Case No. 218
How’s this for the good life? You’re rich, and you made the dough yourself. You’re well into your 80s, and have spent hardly a day in the hospital. Your wife had a cancer scare, but she’s recovered and by your side, just as she’s been for more than 60 years. Asked to rate the marriage on a scale of 1 to 9, where 1 is perfectly miserable and 9 is perfectly happy, you circle the highest number. You’ve got two good kids, grandkids too. A survey asks you: “If you had your life to live over again, what problem, if any, would you have sought help for and to whom would you have gone?” “Probably I am fooling myself,” you write, “but I don’t think I would want to change anything.” If only we could take what you’ve done, reduce it to a set of rules, and apply it systematically.
Case No. 47
You literally fell down drunk and died. Not quite what the study had in mind.

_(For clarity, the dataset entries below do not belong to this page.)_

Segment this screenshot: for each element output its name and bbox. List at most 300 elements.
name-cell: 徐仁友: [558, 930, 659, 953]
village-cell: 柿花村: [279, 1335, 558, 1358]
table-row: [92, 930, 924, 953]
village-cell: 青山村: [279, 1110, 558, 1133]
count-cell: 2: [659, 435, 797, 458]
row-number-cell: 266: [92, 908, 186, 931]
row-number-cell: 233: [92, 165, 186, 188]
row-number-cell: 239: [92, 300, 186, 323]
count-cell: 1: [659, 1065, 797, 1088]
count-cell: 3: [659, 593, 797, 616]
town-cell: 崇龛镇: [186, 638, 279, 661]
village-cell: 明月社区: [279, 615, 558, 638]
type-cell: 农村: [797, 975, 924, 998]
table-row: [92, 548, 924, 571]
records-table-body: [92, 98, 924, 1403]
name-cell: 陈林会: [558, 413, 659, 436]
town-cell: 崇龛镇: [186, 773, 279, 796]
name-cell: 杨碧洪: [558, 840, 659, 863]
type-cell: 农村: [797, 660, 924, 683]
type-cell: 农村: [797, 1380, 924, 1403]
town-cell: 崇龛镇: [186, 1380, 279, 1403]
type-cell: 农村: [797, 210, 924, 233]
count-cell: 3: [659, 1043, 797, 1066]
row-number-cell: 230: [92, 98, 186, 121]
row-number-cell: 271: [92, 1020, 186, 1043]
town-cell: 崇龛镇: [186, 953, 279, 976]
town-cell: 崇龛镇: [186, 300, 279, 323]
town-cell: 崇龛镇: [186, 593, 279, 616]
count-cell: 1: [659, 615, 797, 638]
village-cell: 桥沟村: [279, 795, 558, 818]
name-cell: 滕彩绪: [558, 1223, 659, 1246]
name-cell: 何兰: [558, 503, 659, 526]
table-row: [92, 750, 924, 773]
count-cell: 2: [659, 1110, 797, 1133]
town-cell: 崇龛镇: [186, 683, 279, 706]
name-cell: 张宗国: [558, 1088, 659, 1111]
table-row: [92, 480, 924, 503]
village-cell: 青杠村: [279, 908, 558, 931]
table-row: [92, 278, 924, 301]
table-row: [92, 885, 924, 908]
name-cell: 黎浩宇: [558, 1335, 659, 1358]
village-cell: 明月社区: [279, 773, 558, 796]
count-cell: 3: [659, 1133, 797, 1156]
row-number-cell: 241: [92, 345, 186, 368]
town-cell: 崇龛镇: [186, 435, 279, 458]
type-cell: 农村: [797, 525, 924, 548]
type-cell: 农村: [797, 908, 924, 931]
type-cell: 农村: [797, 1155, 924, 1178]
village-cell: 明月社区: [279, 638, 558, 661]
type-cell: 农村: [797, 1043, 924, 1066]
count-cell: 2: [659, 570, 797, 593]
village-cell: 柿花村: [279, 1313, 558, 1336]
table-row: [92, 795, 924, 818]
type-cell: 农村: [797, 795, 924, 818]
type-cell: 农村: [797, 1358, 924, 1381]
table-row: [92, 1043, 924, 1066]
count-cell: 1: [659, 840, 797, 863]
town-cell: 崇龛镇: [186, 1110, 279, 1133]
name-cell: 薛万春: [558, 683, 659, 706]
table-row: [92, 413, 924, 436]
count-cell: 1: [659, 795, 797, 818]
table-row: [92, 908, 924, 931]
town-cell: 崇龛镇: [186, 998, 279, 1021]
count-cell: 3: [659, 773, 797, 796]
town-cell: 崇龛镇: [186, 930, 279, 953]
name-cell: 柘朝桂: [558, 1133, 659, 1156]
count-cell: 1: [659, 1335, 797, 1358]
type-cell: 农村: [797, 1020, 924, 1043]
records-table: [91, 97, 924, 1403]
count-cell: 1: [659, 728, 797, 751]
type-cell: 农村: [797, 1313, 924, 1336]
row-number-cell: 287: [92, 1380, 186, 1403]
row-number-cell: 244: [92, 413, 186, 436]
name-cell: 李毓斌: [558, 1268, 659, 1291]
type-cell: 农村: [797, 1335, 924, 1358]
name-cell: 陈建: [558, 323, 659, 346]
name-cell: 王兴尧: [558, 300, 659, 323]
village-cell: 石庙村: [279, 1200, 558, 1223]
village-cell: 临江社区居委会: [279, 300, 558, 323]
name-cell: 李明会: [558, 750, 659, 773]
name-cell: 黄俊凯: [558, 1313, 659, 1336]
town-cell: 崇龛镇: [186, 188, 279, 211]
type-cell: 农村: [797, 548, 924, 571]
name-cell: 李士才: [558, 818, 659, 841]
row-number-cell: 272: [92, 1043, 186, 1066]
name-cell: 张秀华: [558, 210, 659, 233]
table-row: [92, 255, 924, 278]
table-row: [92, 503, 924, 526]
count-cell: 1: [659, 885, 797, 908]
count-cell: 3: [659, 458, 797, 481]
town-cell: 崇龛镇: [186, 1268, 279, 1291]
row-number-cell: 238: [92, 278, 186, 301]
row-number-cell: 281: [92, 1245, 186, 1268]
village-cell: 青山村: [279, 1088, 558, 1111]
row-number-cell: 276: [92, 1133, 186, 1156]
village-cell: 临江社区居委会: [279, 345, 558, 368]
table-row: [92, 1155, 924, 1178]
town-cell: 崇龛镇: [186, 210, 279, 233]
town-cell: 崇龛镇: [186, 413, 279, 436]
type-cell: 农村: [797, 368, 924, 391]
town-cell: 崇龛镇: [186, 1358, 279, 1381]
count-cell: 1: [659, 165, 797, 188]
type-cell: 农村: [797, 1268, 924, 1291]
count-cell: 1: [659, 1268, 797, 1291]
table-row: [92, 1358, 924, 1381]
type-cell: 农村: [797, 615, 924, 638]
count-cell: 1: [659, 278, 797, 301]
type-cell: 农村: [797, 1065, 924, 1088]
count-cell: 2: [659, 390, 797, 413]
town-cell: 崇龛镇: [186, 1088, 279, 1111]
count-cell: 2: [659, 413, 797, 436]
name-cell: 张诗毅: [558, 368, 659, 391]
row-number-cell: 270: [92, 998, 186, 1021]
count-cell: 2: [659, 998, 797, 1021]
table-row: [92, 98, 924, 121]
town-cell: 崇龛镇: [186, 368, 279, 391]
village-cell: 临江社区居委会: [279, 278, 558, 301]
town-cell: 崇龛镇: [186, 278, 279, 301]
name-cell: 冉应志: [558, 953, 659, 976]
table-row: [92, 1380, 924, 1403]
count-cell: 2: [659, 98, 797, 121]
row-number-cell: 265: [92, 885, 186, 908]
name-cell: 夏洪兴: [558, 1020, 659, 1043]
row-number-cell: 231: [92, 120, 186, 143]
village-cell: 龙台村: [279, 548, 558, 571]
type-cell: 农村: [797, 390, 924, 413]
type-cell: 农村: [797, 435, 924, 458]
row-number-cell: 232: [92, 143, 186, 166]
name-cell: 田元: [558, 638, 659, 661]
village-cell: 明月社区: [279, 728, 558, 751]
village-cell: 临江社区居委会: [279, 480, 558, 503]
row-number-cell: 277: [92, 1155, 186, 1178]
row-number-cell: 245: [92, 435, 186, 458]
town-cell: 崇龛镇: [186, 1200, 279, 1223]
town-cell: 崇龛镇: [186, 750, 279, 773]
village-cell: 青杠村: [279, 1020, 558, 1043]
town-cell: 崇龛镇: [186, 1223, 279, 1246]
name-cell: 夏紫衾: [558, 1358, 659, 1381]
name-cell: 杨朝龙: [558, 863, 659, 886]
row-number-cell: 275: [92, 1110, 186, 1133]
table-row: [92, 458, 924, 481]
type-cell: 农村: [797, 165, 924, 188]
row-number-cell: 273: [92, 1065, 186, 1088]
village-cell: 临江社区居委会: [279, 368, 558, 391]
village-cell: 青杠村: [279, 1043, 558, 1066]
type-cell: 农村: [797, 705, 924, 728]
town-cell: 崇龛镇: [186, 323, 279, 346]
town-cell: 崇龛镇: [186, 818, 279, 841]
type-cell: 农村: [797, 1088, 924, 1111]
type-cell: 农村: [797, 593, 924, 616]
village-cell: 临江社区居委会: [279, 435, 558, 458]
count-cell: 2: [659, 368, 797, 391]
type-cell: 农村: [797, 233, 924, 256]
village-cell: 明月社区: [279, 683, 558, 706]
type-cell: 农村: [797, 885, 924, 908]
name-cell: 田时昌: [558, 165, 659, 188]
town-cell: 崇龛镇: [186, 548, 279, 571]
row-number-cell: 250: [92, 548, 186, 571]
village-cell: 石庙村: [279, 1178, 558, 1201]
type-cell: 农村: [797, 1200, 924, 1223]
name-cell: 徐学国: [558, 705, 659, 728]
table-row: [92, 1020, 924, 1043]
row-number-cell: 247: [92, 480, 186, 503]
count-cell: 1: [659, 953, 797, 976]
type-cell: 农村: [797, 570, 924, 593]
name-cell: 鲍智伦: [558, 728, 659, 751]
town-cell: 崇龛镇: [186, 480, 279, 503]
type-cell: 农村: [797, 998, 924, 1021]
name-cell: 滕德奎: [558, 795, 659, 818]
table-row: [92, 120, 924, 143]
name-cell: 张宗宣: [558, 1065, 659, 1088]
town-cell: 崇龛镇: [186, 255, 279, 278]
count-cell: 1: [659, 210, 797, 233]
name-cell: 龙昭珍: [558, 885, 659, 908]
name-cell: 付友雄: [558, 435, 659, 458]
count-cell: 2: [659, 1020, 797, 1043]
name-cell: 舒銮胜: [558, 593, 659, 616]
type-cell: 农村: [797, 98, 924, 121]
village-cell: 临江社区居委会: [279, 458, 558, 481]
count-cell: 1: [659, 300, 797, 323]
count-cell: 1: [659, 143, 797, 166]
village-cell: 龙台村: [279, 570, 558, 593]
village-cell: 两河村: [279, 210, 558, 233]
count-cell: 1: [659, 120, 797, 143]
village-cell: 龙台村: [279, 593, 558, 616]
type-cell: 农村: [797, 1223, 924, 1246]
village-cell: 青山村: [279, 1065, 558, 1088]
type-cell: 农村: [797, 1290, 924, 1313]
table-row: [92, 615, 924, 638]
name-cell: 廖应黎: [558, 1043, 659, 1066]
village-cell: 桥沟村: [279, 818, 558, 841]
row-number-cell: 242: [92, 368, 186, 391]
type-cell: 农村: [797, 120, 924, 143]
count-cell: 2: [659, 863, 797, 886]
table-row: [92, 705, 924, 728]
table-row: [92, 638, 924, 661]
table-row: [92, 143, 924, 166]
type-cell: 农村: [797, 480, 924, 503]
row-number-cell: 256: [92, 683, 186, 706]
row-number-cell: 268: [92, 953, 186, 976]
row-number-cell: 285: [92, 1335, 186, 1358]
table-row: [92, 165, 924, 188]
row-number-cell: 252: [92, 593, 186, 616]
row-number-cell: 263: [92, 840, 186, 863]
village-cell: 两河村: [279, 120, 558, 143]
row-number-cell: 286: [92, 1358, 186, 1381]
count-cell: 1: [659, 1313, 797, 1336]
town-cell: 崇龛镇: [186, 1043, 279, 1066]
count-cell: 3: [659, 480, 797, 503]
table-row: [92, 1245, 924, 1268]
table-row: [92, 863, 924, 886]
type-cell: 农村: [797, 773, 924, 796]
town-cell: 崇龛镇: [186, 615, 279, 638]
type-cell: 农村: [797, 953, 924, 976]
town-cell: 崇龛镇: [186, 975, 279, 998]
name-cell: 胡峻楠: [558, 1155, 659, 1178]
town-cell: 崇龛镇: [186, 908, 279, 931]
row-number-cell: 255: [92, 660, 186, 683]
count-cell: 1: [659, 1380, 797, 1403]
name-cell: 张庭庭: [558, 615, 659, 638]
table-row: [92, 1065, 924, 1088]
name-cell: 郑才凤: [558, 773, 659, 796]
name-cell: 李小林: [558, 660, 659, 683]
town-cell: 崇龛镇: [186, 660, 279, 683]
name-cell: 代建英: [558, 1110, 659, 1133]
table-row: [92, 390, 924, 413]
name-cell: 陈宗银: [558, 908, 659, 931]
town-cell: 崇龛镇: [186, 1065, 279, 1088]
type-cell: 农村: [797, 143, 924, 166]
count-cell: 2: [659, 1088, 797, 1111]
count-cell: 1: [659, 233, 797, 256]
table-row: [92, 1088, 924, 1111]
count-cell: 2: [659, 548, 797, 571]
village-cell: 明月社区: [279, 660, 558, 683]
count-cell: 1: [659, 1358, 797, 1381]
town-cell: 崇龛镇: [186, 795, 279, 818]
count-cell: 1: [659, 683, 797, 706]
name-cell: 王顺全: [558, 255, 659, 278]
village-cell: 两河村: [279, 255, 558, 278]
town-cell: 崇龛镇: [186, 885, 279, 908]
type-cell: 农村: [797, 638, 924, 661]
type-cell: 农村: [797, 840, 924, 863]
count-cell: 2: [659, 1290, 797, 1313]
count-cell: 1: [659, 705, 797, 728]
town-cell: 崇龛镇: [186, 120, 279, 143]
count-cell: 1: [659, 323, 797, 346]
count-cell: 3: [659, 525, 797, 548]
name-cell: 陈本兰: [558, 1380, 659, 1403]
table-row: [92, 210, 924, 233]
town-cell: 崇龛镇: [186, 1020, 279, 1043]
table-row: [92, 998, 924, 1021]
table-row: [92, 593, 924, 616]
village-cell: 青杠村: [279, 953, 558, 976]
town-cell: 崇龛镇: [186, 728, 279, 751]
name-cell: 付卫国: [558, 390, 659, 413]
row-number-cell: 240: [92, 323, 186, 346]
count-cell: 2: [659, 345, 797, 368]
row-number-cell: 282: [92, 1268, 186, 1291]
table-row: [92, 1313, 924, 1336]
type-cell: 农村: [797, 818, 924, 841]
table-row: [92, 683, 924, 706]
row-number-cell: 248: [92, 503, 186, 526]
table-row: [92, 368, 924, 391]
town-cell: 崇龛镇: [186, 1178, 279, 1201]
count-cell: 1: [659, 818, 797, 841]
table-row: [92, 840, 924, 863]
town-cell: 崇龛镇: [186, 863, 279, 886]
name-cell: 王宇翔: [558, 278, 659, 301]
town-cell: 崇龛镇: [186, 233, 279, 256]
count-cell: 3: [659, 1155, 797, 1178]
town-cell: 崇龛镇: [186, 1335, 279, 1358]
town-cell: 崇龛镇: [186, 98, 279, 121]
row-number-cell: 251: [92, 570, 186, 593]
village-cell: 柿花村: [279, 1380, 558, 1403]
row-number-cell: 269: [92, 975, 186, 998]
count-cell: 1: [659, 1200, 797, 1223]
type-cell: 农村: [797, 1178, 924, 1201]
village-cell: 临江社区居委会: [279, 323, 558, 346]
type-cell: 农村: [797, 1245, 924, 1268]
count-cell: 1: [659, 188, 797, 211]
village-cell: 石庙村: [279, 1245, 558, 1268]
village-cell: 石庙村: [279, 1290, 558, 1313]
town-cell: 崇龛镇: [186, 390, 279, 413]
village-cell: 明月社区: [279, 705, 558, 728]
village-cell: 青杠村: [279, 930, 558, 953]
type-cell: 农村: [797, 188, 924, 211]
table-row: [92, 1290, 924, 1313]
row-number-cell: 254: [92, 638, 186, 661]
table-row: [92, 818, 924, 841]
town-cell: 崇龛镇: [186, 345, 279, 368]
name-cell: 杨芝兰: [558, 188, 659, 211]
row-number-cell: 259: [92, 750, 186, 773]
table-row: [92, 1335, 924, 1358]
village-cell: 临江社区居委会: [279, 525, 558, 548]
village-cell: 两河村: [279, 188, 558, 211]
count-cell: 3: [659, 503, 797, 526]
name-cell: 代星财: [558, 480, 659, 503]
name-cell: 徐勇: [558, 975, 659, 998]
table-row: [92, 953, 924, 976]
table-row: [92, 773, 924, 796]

In 1937, 268 well-adjusted Harvard sophomores were selected for a study by the Harvard Study of Adult Development. For the first time, the results have been published by the Atlantic and in a new book by the study's author, Dr. George Vaillant.
The takehome lesson: Enjoy where you are now. --Dr. George Vaillant
By the time these men turned 50, virtually all of them turned out to be something... and most people didn't know what they would be at even 30. One of them was actually John F. Kennedy (though his files are sealed until 2040). Success would come to them, but throughout their younger years there was an anticipation and anxiety of what they were to be. I feel that too. We all do. But perhaps the anxiety is unnecessary. This study certainly suggests so.